Although today a lot of companies in the West have a repertory which includes a mixture of twentieth century ballets and  versions of some of Petipa;s ballets this was not the norm in the 1930's.  When the company which eventually became the Royal Ballet acquired its nineteenth century repertory in the 1930's the ballets which De Valois selected for her young company were all works which had historically important scores as well as good choreography. The idea was that these works would develop the company technically and artistically and be a means of maintaining the company's technical standards long term. They were not intended to dominate the company's repertory as it had been established to be a creative company rather than a choreographic museum. As the intention was to establish ballet as a serious art form and Minkus' music tends to support the  prejudice that nineteenth century ballet and its music are sweetly vacuous ballets with scores by  Minkus were the last things that De Valois and her music director would have wanted to stage and that is before you get into the practicalities of the diminutive size of the stage at Sadler's Wells and the fact that the company did not have the resources to stage a ballet like La Bayadere. I think that the first that the West saw of La Bayadere was the Kingdom of the Shades scene which both major Russian companies had as part of their touring repertory . That is the section of La Bayadere which Nureyev staged for the Royal Ballet in the 1960's.For years it was the only bit of that ballet which the company danced. As far as I am concerned I should be quite happy if the company were to revert to dancing it with its full compliment of  thirty two shades and dump the Markarova staging. But that is another story.
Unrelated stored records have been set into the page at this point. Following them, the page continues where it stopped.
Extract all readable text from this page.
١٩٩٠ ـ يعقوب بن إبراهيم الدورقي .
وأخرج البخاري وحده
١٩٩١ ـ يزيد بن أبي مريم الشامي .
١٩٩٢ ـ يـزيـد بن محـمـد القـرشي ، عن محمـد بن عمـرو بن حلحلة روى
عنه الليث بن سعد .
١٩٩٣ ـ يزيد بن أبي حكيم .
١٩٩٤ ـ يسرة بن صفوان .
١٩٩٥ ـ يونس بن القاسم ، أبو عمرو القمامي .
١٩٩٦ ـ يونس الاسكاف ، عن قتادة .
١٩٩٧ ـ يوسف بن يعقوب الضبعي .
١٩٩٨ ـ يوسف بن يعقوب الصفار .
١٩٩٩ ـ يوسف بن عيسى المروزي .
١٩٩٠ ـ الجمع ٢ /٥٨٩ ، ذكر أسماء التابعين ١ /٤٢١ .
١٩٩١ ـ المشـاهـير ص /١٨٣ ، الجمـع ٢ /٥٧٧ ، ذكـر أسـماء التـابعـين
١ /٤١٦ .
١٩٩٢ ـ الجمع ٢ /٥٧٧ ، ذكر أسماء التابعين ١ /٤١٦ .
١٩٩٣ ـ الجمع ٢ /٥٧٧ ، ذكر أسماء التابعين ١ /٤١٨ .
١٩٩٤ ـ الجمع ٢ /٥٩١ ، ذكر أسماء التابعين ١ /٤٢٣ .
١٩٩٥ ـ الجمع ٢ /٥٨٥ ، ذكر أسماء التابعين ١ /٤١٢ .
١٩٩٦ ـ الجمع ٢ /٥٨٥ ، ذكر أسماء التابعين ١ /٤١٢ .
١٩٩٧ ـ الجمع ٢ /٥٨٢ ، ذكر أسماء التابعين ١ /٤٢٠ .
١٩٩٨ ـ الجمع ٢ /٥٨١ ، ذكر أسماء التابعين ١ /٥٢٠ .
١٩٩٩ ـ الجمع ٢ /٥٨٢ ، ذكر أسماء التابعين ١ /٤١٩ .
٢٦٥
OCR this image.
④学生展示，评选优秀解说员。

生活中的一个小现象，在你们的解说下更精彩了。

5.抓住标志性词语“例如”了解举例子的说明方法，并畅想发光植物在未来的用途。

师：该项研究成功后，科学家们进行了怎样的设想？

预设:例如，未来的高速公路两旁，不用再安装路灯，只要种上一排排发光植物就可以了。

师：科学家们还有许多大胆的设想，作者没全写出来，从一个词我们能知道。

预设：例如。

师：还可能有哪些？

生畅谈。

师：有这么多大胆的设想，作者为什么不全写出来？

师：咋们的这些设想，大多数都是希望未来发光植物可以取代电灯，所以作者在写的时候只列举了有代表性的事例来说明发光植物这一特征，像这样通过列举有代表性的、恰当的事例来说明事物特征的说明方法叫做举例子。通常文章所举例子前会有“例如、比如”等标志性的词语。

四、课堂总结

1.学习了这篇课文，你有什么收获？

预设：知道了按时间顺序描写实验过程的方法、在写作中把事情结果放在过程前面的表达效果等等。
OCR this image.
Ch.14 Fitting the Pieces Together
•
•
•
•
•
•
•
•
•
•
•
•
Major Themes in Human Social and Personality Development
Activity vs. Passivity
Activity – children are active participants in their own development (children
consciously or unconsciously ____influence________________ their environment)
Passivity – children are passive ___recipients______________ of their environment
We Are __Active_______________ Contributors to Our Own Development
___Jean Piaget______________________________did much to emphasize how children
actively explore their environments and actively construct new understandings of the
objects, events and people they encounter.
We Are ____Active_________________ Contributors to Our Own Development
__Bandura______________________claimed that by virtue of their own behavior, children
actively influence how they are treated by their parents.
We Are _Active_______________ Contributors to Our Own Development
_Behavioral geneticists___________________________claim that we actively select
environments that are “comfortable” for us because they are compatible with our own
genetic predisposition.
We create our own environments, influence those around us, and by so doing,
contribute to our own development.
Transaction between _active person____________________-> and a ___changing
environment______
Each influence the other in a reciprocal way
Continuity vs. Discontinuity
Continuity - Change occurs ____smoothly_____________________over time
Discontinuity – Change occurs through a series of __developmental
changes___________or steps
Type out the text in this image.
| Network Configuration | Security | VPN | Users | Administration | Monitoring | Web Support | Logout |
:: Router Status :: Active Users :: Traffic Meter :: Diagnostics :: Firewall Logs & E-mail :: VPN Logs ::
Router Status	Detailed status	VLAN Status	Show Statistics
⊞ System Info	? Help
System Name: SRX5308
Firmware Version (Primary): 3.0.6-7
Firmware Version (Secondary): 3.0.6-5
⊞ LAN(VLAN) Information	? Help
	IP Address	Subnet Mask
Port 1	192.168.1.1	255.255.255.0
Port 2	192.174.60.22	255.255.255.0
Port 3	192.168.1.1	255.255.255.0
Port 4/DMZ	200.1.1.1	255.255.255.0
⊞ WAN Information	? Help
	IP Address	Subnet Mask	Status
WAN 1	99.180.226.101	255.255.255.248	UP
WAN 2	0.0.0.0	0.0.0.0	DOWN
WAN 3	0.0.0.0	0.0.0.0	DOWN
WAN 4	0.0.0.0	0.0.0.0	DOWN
Not meaning to divert the topic, but the claim in the beginning with Diagilev and the rediscovery of Ballet is somewhat outdated and has gone under some revision over the years. Classical ballet was never dead in France. 

Giselle was performed By Diagilev's Ballets Russes in 1910, to warm reception but it was rather mild compared to other "exotic" works in the press reviews. The classics such as Giselle did raise some nostalgic feelings among french audience but the general view was that the romantic ballet was old and out of fashion. This I found when I analysed reviews from several prominent french newspaper from 1909-1914 for my bachelor thesis.

There was a reason why unclassical repertoire  were created. Those unclassical works were solely created for western audiences.

I mean books about Diagilev and Ballets Russes usually highlight their successes but their success did not come without problems especially during 1909-1914 period.